Leden van beheerraden in overheidsbedrijven (of privé-bedrijven met overheidsparticipatie) zijn er altijd als de kippen bij om te stellen dat ze worden geselecteerd op basis van hun expertise en ervaring. In geen geval krijgen zij tijdens de uitvoering van hun bestuurdersmandaat hun orders van ministers of politici .

Dat eerste, van die expertise, is reeds fel betwistbaar. Tijdens het onderzoek door de parlementaire onderzoekscommissie over het failliet van Sabena in 2001-2002 putten de voormalige leden van de raad van bestuur van Sabena zich uit in het aantonen van hun ‘expertise’. Een veel voorkomend argument was bijvoorbeeld hun ruime ervaring in de financiële sector en aan het hoofd van bedrijven. Dat de meeste betrokkenen inderdaad dat soort ervaring hadden leed geen twijfel, alleen was dat een expertise die totaal niets zei over hun mogelijke capaciteit om een luchtvaartbedrijf te leiden.

De onderzoekscommissie Sabena had in haar aanbevelingen onder meer voorstellen gedaan voor een andere methode om leden van raden van bestuur in overheidsbedrijven te benoemen. Zo zou ‘expertise’ en ‘ervaring’ moeten worden gedetailleerd in lijn met de vereisten van het specifieke bedrijf. Bovendien werden in het eindrapport van die commissie aanbevelingen gedaan om de wettelijke verantwoordelijkheid van bestuursleden vast te leggen.

Vijftien jaar later is van die aanbevelingen niets verwezenlijkt. Zoals met het overgrote deel van het onderzoekswerk van andere parlementaire onderzoekscommissie werd niets gedaan met de onder veel media-aandacht aangekondigde aanbevelingen.

Politieke orders geven is overbodig

Het klopt zeker dat leden van de raad van bestuur van de NMBS, net zoals in andere overheidsbedrijven bijna nooit richtlijnen krijgen van hun betrokken ministers of van hun politieke partij. Dat is ook niet nodig. Zij werden immers geselecteerd omdat zij reeds uit zichzelf de juiste ideeën hebben die hun partijen willen verdedigd zien. Politieke druk is met andere woorden compleet overbodig.

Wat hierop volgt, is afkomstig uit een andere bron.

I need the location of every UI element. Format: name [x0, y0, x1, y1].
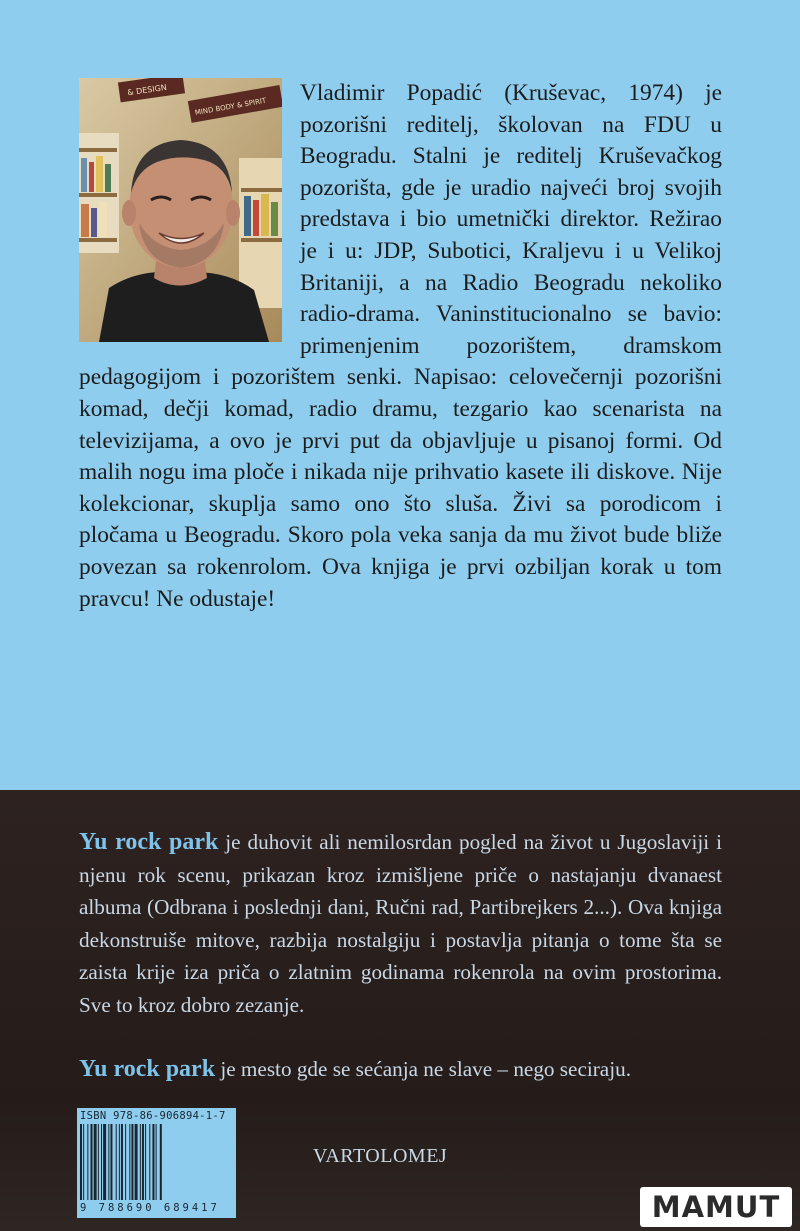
isbn-label: ISBN 978-86-906894-1-7 [80, 1110, 226, 1122]
barcode-stripe [119, 1124, 120, 1200]
mamut-watermark-logo: MAMUT [640, 1187, 792, 1227]
barcode-stripe [121, 1124, 123, 1200]
barcode-stripe [129, 1124, 130, 1200]
barcode-stripe [160, 1124, 162, 1200]
barcode-stripe [135, 1124, 138, 1200]
barcode-stripe [131, 1124, 133, 1200]
barcode-stripe [83, 1124, 84, 1200]
book-blurb-text-1: je duhovit ali nemilosrdan pogled na život u Jugoslaviji i njenu rok scenu, prikazan kroz izmišljene priče o nastajanju dvanaest albuma (Odbrana i poslednji dani, Ručni rad, Partibrejkers 2...). Ova knjiga dekonstruiše mitove, razbija nostalgiju i postavlja pitanja o tome šta se zaista krije iza priča o zlatnim godinama rokenrola na ovim prostorima. Sve to kroz dobro zezanje. [79, 830, 723, 1017]
barcode-stripe [156, 1124, 157, 1200]
barcode-stripe [108, 1124, 109, 1200]
barcode-stripe [98, 1124, 99, 1200]
barcode-stripe [110, 1124, 112, 1200]
barcode-stripe [91, 1124, 93, 1200]
barcode-stripe [80, 1124, 82, 1200]
barcode-stripe [140, 1124, 141, 1200]
barcode-stripe [149, 1124, 150, 1200]
barcode-stripe [116, 1124, 117, 1200]
publisher-name: VARTOLOMEJ [313, 1145, 448, 1167]
book-title-repeat: Yu rock park [79, 1056, 216, 1082]
barcode-stripe [145, 1124, 146, 1200]
author-biography [79, 78, 722, 615]
shelf-sign-text-2: MIND BODY & SPIRIT [194, 96, 267, 118]
book-blurb-text-2: je mesto gde se sećanja ne slave – nego seciraju. [220, 1057, 631, 1081]
barcode-bars [80, 1124, 232, 1200]
author-biography-text: Vladimir Popadić (Kruševac, 1974) je pozorišni reditelj, školovan na FDU u Beogradu. Stalni je reditelj Kruševačkog pozorišta, gde je uradio najveći broj svojih predstava i bio umetnički direktor. Režirao je i u: JDP, Subotici, Kraljevu i u Velikoj Britaniji, a na Radio Beogradu nekoliko radio-drama. Vaninstitucionalno se bavio: primenjenim pozorištem, dramskom pedagogijom i pozorištem senki. Napisao: celovečernji pozorišni komad, dečji komad, radio dramu, tezgario kao scenarista na televizijama, a ovo je prvi put da objavljuje u pisanoj formi. Od malih nogu ima ploče i nikada nije prihvatio kasete ili diskove. Nije kolekcionar, skuplja samo ono što sluša. Živi sa porodicom i pločama u Beogradu. Skoro pola veka sanja da mu život bude bliže povezan sa rokenrolom. Ova knjiga je prvi ozbiljan korak u tom pravcu! Ne odustaje! [79, 80, 722, 612]
barcode-digits: 9 788690 689417 [80, 1202, 220, 1214]
book-title: Yu rock park [79, 829, 219, 855]
barcode-stripe [94, 1124, 97, 1200]
barcode-stripe [103, 1124, 106, 1200]
book-blurb-paragraph-2 [79, 1054, 722, 1084]
barcode-stripe [125, 1124, 126, 1200]
barcode-stripe [142, 1124, 144, 1200]
barcode-stripe [152, 1124, 154, 1200]
barcode-stripe [87, 1124, 88, 1200]
isbn-barcode [77, 1108, 236, 1218]
barcode-stripe [101, 1124, 102, 1200]
shelf-sign-text-1: & DESIGN [126, 82, 168, 98]
book-blurb-paragraph-1 [79, 826, 722, 1021]
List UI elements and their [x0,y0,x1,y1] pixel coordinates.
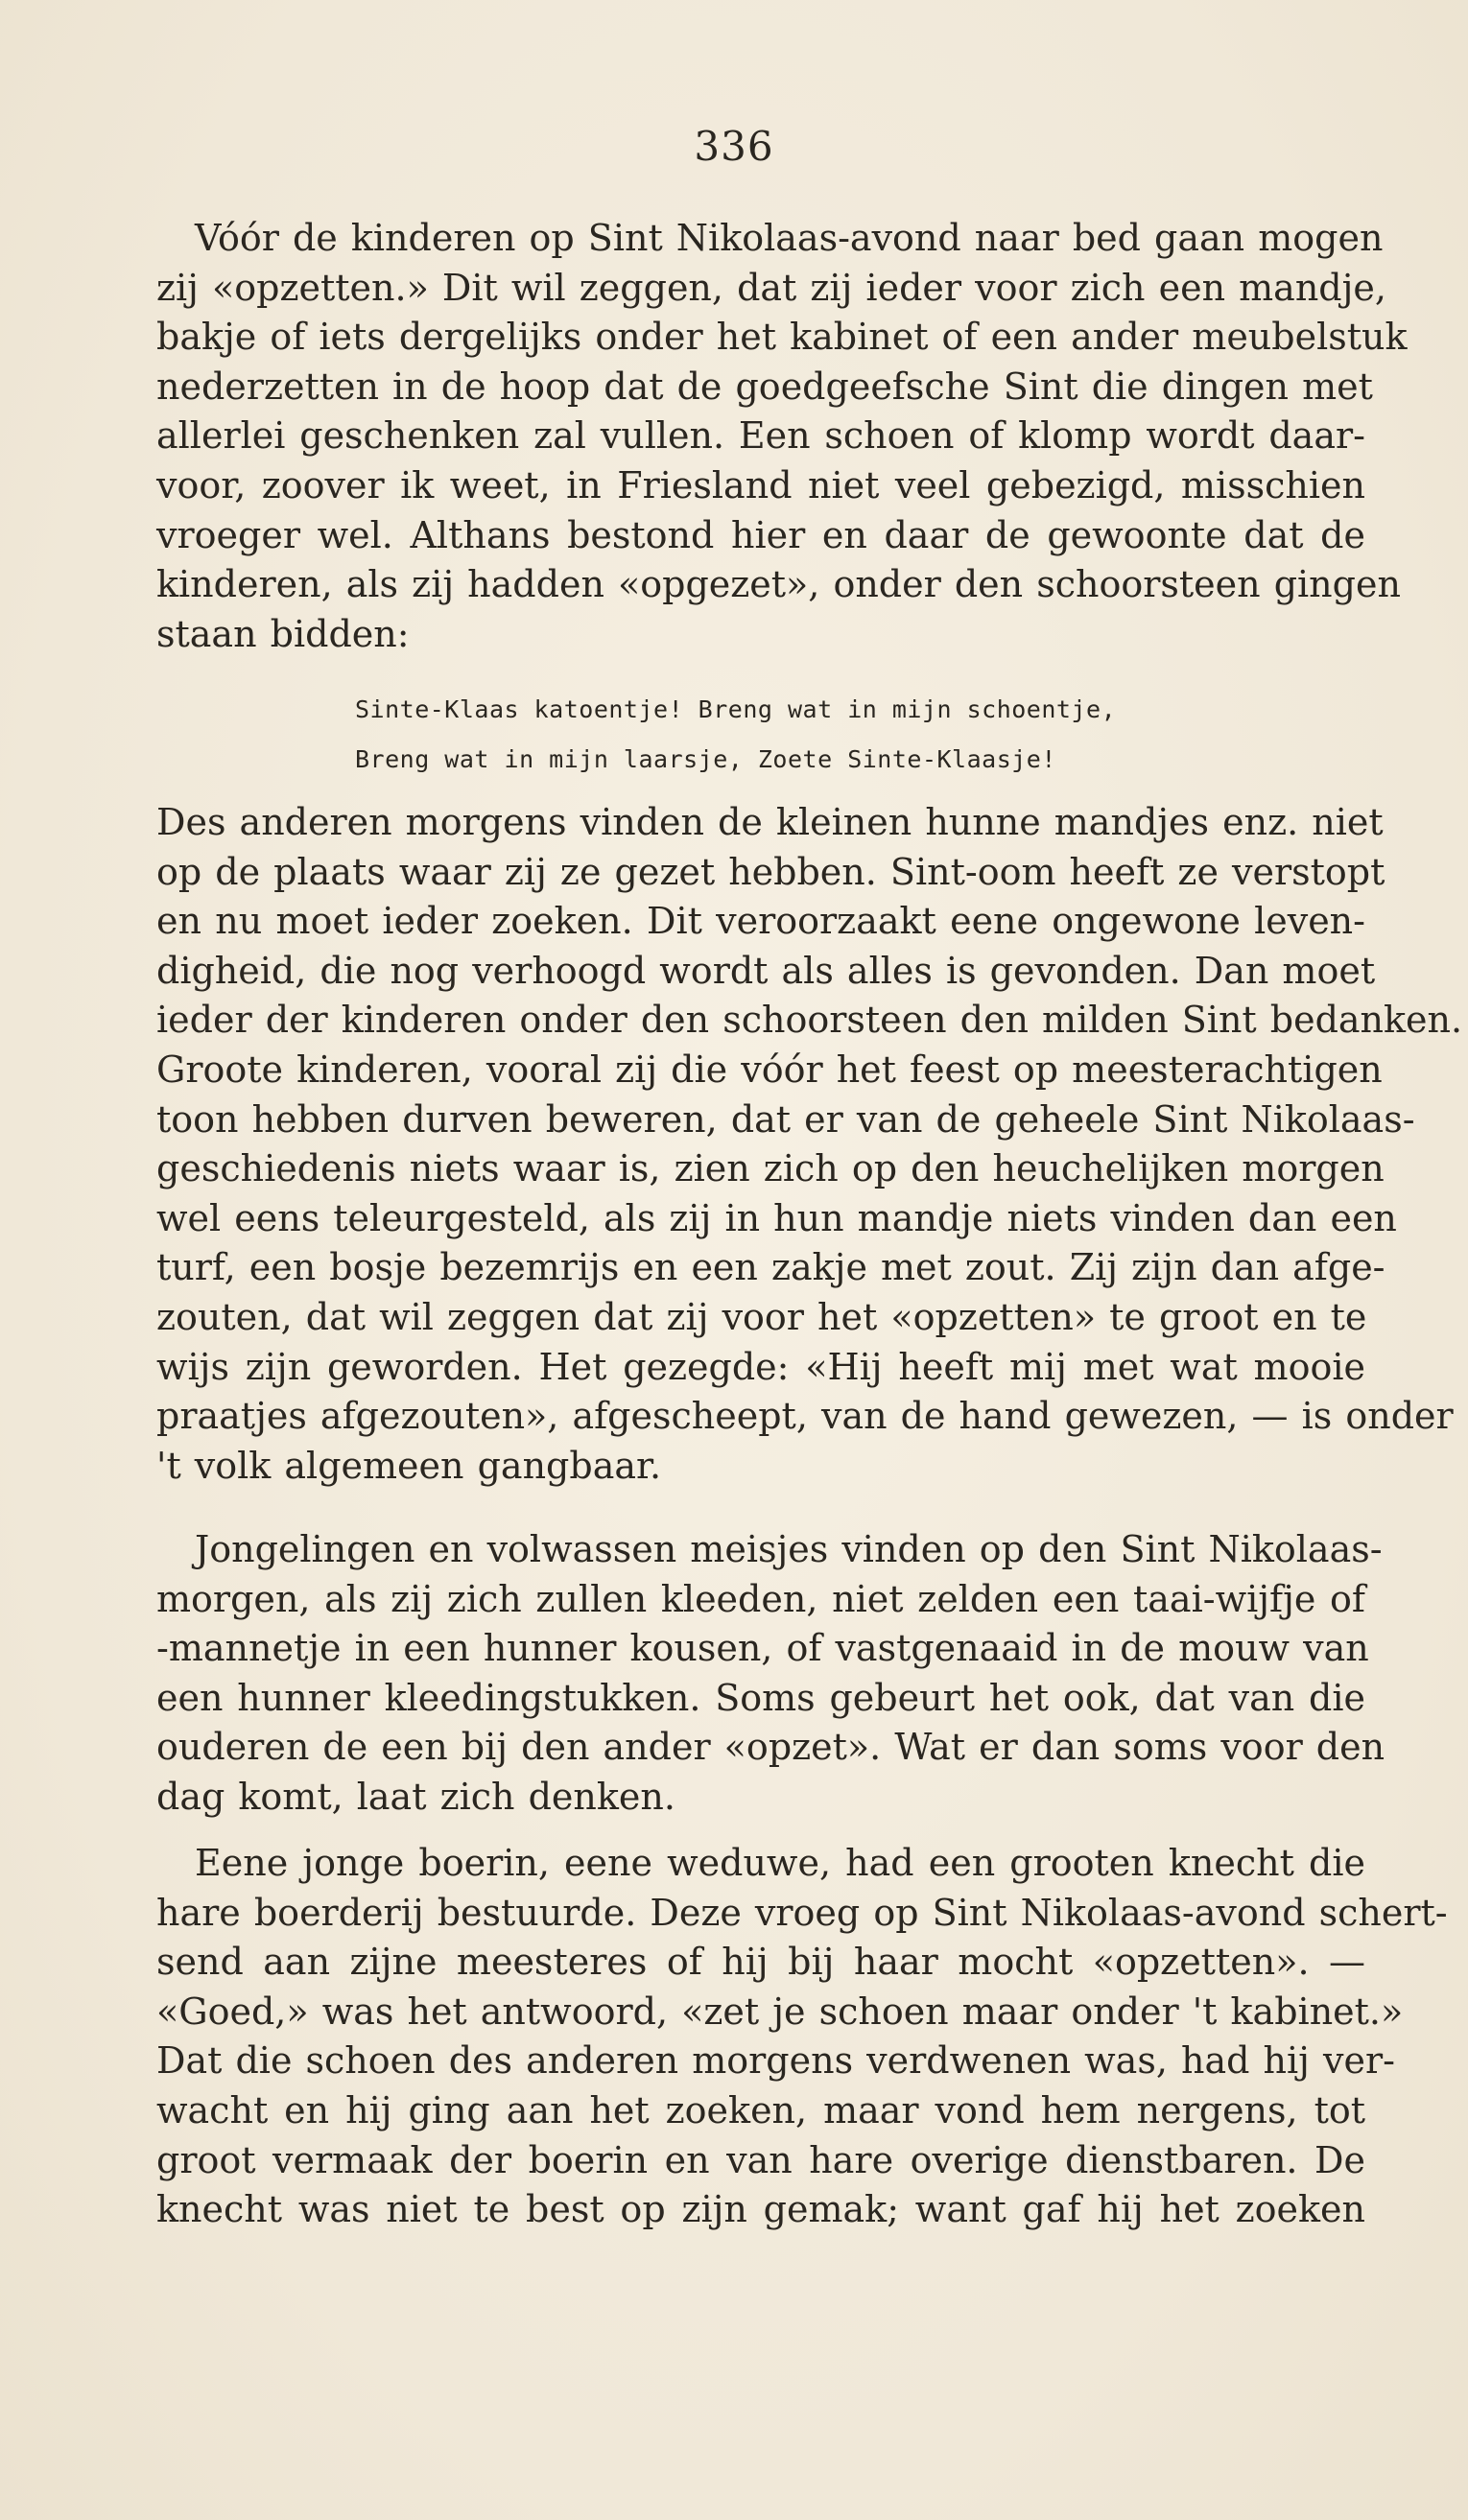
text-line: Jongelingen en volwassen meisjes vinden op den Sint Nikolaas- [195,1528,1383,1570]
text-line: «Goed,» was het antwoord, «zet je schoen maar onder 't kabinet.» [156,1990,1404,2033]
text-line: send aan zijne meesteres of hij bij haar mocht «opzetten». — [156,1941,1365,1984]
text-line: turf, een bosje bezemrijs en een zakje met zout. Zij zijn dan afge- [156,1246,1385,1289]
paragraph-4 [156,1839,1448,2235]
text-line: kinderen, als zij hadden «opgezet», onder den schoorsteen gingen [156,563,1401,606]
paragraph-1 [156,214,1408,659]
text-line: voor, zoover ik weet, in Friesland niet veel gebezigd, misschien [156,463,1365,506]
text-line: allerlei geschenken zal vullen. Een schoen of klomp wordt daar- [156,414,1365,458]
text-line: morgen, als zij zich zullen kleeden, niet zelden een taai-wijfje of [156,1577,1365,1620]
verse-line: Sinte-Klaas katoentje! Breng wat in mijn schoentje, [355,695,1117,723]
verse [355,685,1123,785]
text-line: Des anderen morgens vinden de kleinen hunne mandjes enz. niet [156,801,1384,843]
text-line: ouderen de een bij den ander «opzet». Wat er dan soms voor den [156,1726,1385,1769]
paragraph-2 [156,798,1463,1491]
text-line: Groote kinderen, vooral zij die vóór het feest op meesterachtigen [156,1048,1383,1091]
text-line: Vóór de kinderen op Sint Nikolaas-avond naar bed gaan mogen [195,217,1384,259]
text-line: hare boerderij bestuurde. Deze vroeg op Sint Nikolaas-avond schert- [156,1891,1448,1934]
text-line: wel eens teleurgesteld, als zij in hun mandje niets vinden dan een [156,1196,1397,1239]
text-line: knecht was niet te best op zijn gemak; want gaf hij het zoeken [156,2188,1365,2231]
text-line: Dat die schoen des anderen morgens verdwenen was, had hij ver- [156,2039,1395,2083]
verse-line: Breng wat in mijn laarsje, Zoete Sinte-Klaasje! [355,745,1056,773]
text-line: op de plaats waar zij ze gezet hebben. Sint-oom heeft ze verstopt [156,850,1385,893]
text-line: -mannetje in een hunner kousen, of vastgenaaid in de mouw van [156,1627,1369,1670]
text-line: staan bidden: [156,612,410,655]
text-line: geschiedenis niets waar is, zien zich op den heuchelijken morgen [156,1147,1385,1190]
text-line: 't volk algemeen gangbaar. [156,1444,662,1487]
text-line: wacht en hij ging aan het zoeken, maar vond hem nergens, tot [156,2088,1365,2131]
text-line: Eene jonge boerin, eene weduwe, had een grooten knecht die [195,1842,1365,1884]
text-line: ieder der kinderen onder den schoorsteen den milden Sint bedanken. [156,999,1463,1042]
text-line: nederzetten in de hoop dat de goedgeefsche Sint die dingen met [156,365,1373,408]
paragraph-3 [156,1525,1385,1823]
text-line: praatjes afgezouten», afgescheept, van de hand gewezen, — is onder [156,1395,1454,1438]
text-line: bakje of iets dergelijks onder het kabinet of een ander meubelstuk [156,316,1408,359]
text-line: een hunner kleedingstukken. Soms gebeurt het ook, dat van die [156,1676,1365,1719]
text-line: vroeger wel. Althans bestond hier en daar de gewoonte dat de [156,513,1365,556]
text-line: zij «opzetten.» Dit wil zeggen, dat zij ieder voor zich een mandje, [156,266,1386,309]
text-line: groot vermaak der boerin en van hare overige dienstbaren. De [156,2138,1365,2181]
page-number: 336 [694,123,774,170]
text-line: toon hebben durven beweren, dat er van de geheele Sint Nikolaas- [156,1097,1415,1141]
text-line: zouten, dat wil zeggen dat zij voor het «opzetten» te groot en te [156,1295,1367,1338]
text-line: en nu moet ieder zoeken. Dit veroorzaakt eene ongewone leven- [156,900,1365,943]
text-line: dag komt, laat zich denken. [156,1775,675,1818]
text-line: wijs zijn geworden. Het gezegde: «Hij heeft mij met wat mooie [156,1345,1365,1388]
text-line: digheid, die nog verhoogd wordt als alles is gevonden. Dan moet [156,949,1376,992]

De huidige nieuwe baas van de NMBS Sophie Dutordoir is een goed voorbeeld van deze politieke cultuur. Zij heeft inderdaad ruime ervaring in het lijden van een groot complex bedrijf, namelijk Electrabel. (Electrabel kreeg dankzij politieke lobbying al jaren gedaan dat één van haar grote stroomafnemers, de NMBS, geen marktprijs mag afdingen, ook Dutordoir verdedigde die situatie). Van het spoorbedrijf weet Dutordoir echter niets af. Dat heeft zij overigens gemeen met al haar voorgangers Jo Cornu, Marc Descheemaecker en Karel Vinck, allen ‘ervaren bedrijfsleiders’ die geen kaas hadden gegeten van het spoorbedrijf.

In werkelijkheid worden deze heren (en sinds kort dame) geselecteerd op basis van hun bereidwilligheid om het project van de regering zonder morren uit te voeren. Dat project kan als volgt worden samengevat:

“Wij eisen dat de NMBS dit en dat doet, zoveel cijfers haalt, zo stipt en regelmatig is maar geven daar totaal niet de middelen voor. Aan u om het naar buiten voor te stellen alsof de NMBS dat wel kan en dat kan klaren door zich intern te herorganiseren, mensen te ontslaan, minder te betalen, minder te investeren dan nodig is om die opdrachten uit te voeren, onvoldoende personeel in te zetten en dan te klagen dat het personeel de bedrijfsleiding weigert te volgen. Dat staat ons dan toe om nogmaals argumenten te vinden voor ons uiteindelijk doel: het afstoten van de NMBS door de overheid en de privatisering van de vette brokken, de grote lijnen, de grote stations, de grote verbindingen. Ben je daartoe bereid, dan ben je onze man-vrouw.”

TBL1+ was géén prioriteit

Een van de vele gevolgen van deze manier van werken is onder meer geweest dat Infrabel noch de NMBS de nodige middelen kregen om het veiligheidssysteem TBL1+ snel in te voeren. Dat had nochtans perfect gekund als daar de financiële middelen voor waren toegekend.

De ramp van Buizingen was niet het gevolg van de fout van één treinbestuurder, niet het gevolg van de trage invoering van het veiligheidssysteem, niet het gevolg van het gekibbel tussen Infrabel en NMBS maar een directe consequentie van de politieke beleidskeuzes en beleidsprioriteiten van de ministers en hun regeringen in de voorbije jaren.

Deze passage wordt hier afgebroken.